Migraine Diagnosis: Toward a Wearable Solution
Migraine is the most common neurological disorder, characterized by recurrent headache attacks. Despite its high prevalence, migraine diagnosis is still mainly based on clinical interviews and patient diaries. Automatic detection of migraine state using electrophysiological recordings may play a key role in migraine diagnosis using wearables and early treatment. Migraineurs are characterized by a deficit of habituation in cortical information processing, causing abnormal changes of somatosensory evoked potentials (SSEPs). We recently used an ML approach to utilize SSEP biomarkers for migraine state prediction in a noninvasive setting. Our analysis shows that high-frequency oscillations (HFOs) embedded in SSEP are important biomarkers for migraine state prediction. Using a set of relevant features, we successfully separated migraine patients during and between attacks from healthy controls with over 80% accuracy. This is a collaborative project with the Neurophysiology Department at IRCCS in Rome, Italy.

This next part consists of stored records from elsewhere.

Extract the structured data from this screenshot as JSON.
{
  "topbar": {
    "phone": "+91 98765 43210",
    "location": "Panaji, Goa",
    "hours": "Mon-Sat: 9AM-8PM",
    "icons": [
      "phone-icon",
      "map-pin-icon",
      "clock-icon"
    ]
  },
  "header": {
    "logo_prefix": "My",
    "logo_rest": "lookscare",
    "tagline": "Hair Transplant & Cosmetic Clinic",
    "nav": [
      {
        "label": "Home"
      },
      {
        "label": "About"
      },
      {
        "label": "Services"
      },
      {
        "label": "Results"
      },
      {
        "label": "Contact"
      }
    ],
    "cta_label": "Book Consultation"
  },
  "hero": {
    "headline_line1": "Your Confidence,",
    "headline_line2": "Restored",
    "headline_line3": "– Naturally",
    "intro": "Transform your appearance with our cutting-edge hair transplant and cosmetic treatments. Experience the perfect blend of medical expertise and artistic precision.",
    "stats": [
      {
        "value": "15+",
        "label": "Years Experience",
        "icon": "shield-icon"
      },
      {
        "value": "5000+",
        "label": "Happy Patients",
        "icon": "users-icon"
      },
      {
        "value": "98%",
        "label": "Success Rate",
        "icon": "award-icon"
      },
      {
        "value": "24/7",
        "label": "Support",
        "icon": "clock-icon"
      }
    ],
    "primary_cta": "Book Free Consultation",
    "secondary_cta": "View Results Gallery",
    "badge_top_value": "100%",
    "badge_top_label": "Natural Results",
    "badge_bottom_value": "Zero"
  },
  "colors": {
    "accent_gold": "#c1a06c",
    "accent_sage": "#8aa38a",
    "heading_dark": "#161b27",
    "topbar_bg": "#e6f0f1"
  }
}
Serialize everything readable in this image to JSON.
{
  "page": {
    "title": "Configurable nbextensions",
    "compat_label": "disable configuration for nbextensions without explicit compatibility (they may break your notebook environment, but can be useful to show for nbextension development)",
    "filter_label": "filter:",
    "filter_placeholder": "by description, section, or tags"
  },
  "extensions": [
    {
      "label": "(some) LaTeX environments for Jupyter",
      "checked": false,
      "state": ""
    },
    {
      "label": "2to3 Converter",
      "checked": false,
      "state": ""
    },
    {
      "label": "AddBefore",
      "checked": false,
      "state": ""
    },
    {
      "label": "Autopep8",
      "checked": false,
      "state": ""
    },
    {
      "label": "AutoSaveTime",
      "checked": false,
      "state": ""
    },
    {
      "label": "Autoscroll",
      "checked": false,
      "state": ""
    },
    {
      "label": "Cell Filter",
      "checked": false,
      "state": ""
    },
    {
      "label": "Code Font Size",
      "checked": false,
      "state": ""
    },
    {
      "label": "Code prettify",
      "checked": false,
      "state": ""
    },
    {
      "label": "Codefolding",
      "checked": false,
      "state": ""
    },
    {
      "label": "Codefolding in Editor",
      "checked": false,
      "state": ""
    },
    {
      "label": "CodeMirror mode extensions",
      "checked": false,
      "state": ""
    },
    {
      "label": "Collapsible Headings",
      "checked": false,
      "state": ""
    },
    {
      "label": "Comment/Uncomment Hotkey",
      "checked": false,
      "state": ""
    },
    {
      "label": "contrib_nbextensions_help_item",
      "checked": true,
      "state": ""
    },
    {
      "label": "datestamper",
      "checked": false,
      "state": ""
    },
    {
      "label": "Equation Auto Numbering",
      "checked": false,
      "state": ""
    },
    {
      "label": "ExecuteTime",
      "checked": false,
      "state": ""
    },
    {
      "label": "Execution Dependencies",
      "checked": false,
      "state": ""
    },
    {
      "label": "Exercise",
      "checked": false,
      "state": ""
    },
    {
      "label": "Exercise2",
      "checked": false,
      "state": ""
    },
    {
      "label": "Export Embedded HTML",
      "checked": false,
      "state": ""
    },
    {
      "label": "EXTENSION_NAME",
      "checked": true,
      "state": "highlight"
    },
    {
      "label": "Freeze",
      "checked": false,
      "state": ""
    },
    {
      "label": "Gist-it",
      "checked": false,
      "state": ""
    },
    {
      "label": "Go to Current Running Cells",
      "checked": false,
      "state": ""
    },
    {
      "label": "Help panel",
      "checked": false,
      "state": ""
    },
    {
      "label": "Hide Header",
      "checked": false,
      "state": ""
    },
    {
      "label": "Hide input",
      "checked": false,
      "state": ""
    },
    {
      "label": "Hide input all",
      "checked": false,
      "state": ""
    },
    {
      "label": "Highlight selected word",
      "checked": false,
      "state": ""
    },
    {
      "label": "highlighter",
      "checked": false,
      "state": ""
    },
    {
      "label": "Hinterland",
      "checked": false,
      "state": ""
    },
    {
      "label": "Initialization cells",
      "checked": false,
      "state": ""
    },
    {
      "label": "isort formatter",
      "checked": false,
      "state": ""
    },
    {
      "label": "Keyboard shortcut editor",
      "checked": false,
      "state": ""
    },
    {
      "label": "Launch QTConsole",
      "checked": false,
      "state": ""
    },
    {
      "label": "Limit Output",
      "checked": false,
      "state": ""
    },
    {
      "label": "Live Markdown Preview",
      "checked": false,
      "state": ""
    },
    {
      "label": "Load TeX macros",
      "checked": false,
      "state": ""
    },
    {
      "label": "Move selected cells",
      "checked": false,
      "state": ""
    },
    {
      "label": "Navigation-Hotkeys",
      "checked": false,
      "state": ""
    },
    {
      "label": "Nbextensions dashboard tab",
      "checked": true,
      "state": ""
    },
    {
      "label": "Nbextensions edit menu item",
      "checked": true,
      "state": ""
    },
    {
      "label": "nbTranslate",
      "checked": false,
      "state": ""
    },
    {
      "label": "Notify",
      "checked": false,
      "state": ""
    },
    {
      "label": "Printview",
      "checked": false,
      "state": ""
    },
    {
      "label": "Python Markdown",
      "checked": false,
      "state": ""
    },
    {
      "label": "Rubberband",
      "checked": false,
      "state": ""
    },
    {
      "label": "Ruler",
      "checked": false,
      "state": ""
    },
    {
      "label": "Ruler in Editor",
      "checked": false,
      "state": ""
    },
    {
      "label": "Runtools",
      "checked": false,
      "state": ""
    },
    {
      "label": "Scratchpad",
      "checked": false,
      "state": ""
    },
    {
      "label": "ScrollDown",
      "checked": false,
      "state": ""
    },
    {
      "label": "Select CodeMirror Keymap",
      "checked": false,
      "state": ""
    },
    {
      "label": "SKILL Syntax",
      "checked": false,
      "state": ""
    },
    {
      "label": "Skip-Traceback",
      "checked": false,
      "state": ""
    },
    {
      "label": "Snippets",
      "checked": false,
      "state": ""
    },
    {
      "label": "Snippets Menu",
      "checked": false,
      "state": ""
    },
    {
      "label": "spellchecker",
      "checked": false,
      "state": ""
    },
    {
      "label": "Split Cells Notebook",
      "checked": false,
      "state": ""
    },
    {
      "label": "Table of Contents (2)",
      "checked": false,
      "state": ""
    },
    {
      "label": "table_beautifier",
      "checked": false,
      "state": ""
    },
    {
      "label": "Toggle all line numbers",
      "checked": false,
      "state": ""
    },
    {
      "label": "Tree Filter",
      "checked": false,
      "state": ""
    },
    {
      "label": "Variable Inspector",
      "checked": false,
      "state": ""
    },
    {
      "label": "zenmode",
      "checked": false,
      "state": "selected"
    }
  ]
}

Parkinsonian Tremor Detection for Adaptive DBS
Parkinson patients treated by the conventional DBS may suffer from side effects such as speech impairment and psychiatric symptoms. Moreover, open-loop stimulation increases the energy consumption of the DBS device, which may require a surgical replacement procedure. Alternatively, the concept of adaptive DBS (aDBS) holds the promise to alleviate side effects and improve the efficacy of conventional open-loop DBS. However, current aDBS techniques are primarily based on single-feature thresholding, precluding an optimized delivery of stimulation and precise control of motor symptoms. We used multiple features of local field potentials (LFPs) recorded from STN, and combined it with machine learning and Kalman filtering to improve the accuracy of detecting resting tremor in Parkinson’s. We found that by optimal selection of only five features using a forward feature selection method, the system can achieve an average F1 score of up to 91.8%. This is a collaborative project with the Clinical Neuroscience Department at the University of Oxford.